Unser erster Vendobiont war bereits seit neun Tagen abflugbereit, langsam brannte ich darauf, ihn loszulassen. Aber das Wetter hat nicht mitgespielt. Bis heute. Wenn wir uns zwölf Tage Zeit nehmen wollen, um auf dreißig Kilometer Höhe aufzusteigen, würden wir vier Tage Ruhe brauchen, um die ersten gefährlichen zehn Kilometer zu durchqueren, dort, wo es Wetter und Flugzeuge gab. Danach, oberhalb des turbulenten Wetters und der Gefahrenzone, machte ich mir keine Sorgen mehr. Aber bis dorthin brauchten wir lang anhaltendes gutes Wetter, das bedeutet – vor allem für ein untermotorisiertes Luftschiff – Windstille. Am 12. Juni um zehn Uhr morgens war es soweit.
Die Wettervorhersage hatte die benötigte Windstille für heute und die nächsten drei bis fünf Tage angekündigt; für heute hatten sie immerhin Recht behalten. Wir wagten es.

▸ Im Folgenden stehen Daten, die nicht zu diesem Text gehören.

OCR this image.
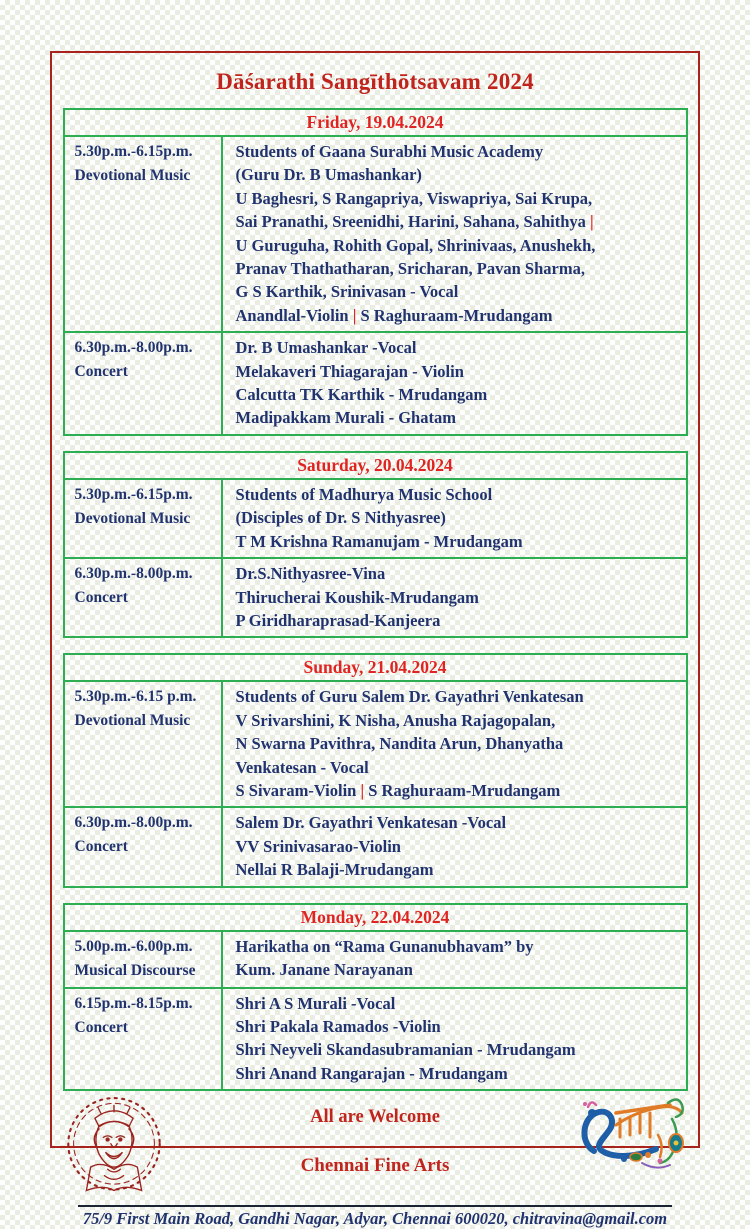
Dāśarathi Sangīthōtsavam 2024
Friday, 19.04.2024
5.30p.m.-6.15p.m.
Devotional Music
Students of Gaana Surabhi Music Academy
(Guru Dr. B Umashankar)
U Baghesri, S Rangapriya, Viswapriya, Sai Krupa,
Sai Pranathi, Sreenidhi, Harini, Sahana, Sahithya |
U Guruguha, Rohith Gopal, Shrinivaas, Anushekh,
Pranav Thathatharan, Sricharan, Pavan Sharma,
G S Karthik, Srinivasan - Vocal
Anandlal-Violin | S Raghuraam-Mrudangam
6.30p.m.-8.00p.m.
Concert
Dr. B Umashankar -Vocal
Melakaveri Thiagarajan - Violin
Calcutta TK Karthik - Mrudangam
Madipakkam Murali - Ghatam
Saturday, 20.04.2024
5.30p.m.-6.15p.m.
Devotional Music
Students of Madhurya Music School
(Disciples of Dr. S Nithyasree)
T M Krishna Ramanujam - Mrudangam
6.30p.m.-8.00p.m.
Concert
Dr.S.Nithyasree-Vina
Thirucherai Koushik-Mrudangam
P Giridharaprasad-Kanjeera
Sunday, 21.04.2024
5.30p.m.-6.15 p.m.
Devotional Music
Students of Guru Salem Dr. Gayathri Venkatesan
V Srivarshini, K Nisha, Anusha Rajagopalan,
N Swarna Pavithra, Nandita Arun, Dhanyatha
Venkatesan - Vocal
S Sivaram-Violin | S Raghuraam-Mrudangam
6.30p.m.-8.00p.m.
Concert
Salem Dr. Gayathri Venkatesan -Vocal
VV Srinivasarao-Violin
Nellai R Balaji-Mrudangam
Monday, 22.04.2024
5.00p.m.-6.00p.m.
Musical Discourse
Harikatha on “Rama Gunanubhavam” by
Kum. Janane Narayanan
6.15p.m.-8.15p.m.
Concert
Shri A S Murali -Vocal
Shri Pakala Ramados -Violin
Shri Neyveli Skandasubramanian - Mrudangam
Shri Anand Rangarajan - Mrudangam
All are Welcome
Chennai Fine Arts
75/9 First Main Road, Gandhi Nagar, Adyar, Chennai 600020, chitravina@gmail.com
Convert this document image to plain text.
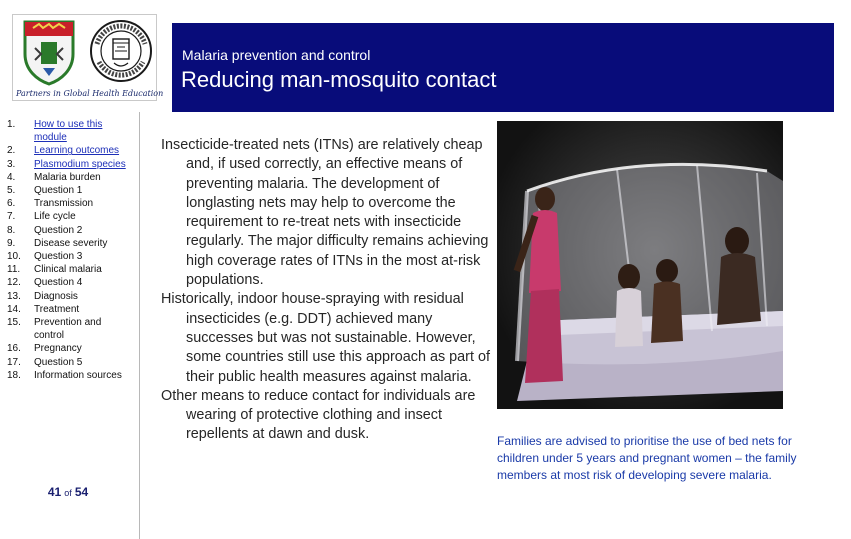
Partners in Global Health Education
Malaria prevention and control
Reducing man-mosquito contact
1. How to use this module
2. Learning outcomes
3. Plasmodium species
4. Malaria burden
5. Question 1
6. Transmission
7. Life cycle
8. Question 2
9. Disease severity
10. Question 3
11. Clinical malaria
12. Question 4
13. Diagnosis
14. Treatment
15. Prevention and control
16. Pregnancy
17. Question 5
18. Information sources
41 of 54

Insecticide-treated nets (ITNs) are relatively cheap and, if used correctly, an effective means of preventing malaria. The development of longlasting nets may help to overcome the requirement to re-treat nets with insecticide regularly. The major difficulty remains achieving high coverage rates of ITNs in the most at-risk populations.

Historically, indoor house-spraying with residual insecticides (e.g. DDT) achieved many successes but was not sustainable. However, some countries still use this approach as part of their public health measures against malaria.

Other means to reduce contact for individuals are wearing of protective clothing and insect repellents at dawn and dusk.	Families are advised to prioritise the use of bed nets for children under 5 years and pregnant women – the family members at most risk of developing severe malaria.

Wir hatten, seitdem sich günstiges Wetter abzeichnete, den Vendobionten mit der berechneten nötigen Menge Wasserstoff gefüllt. Um keinen Verformungsstress aufkommen zu lassen, hatten wir ihn seitdem mit Hilfe von Mikrowellen, die wir mit der richtigen Frequenz gewählt hatten, um den Wasserstoff im Inneren direkt aufzuheizen, die aber die Hülle durchdrangen, ohne das Aerogel oder die Grätzelzellen so weit zu erwärmen, dass sie Schaden nahmen, auf die richtige Temperatur erhitzt und hielten ihn nunmehr schon zwei Tage in diesem Zustand. Unser erster Vendobiont steckte seitdem unter einem Netz in unserer Werkshalle am Adlergestell im Süden Berlins, mit der richtigen Menge Sand in Papiersäcken als Ballast an der Unterseite, und er wartete mit uns auf den richtigen Augenblick für das Loslassen (oder, wie Sven Maven weiterhin behauptete, für das Ausdocken). Die Akkus waren voll geladen, die Elektronik oft genug überprüft, Innen- und Außendruck behielten wir ständig im Auge. Alles musste stimmen, denn wir wussten, dass, wenn das Relaisschiff flügge würde, wir es kaum jemals wieder intakt zur Erde würden bringen können. Aber egal, wie oft man alles Erdenkliche kontrolliert, irgendwann muss man den letzten Schritt wagen. Nun war es soweit.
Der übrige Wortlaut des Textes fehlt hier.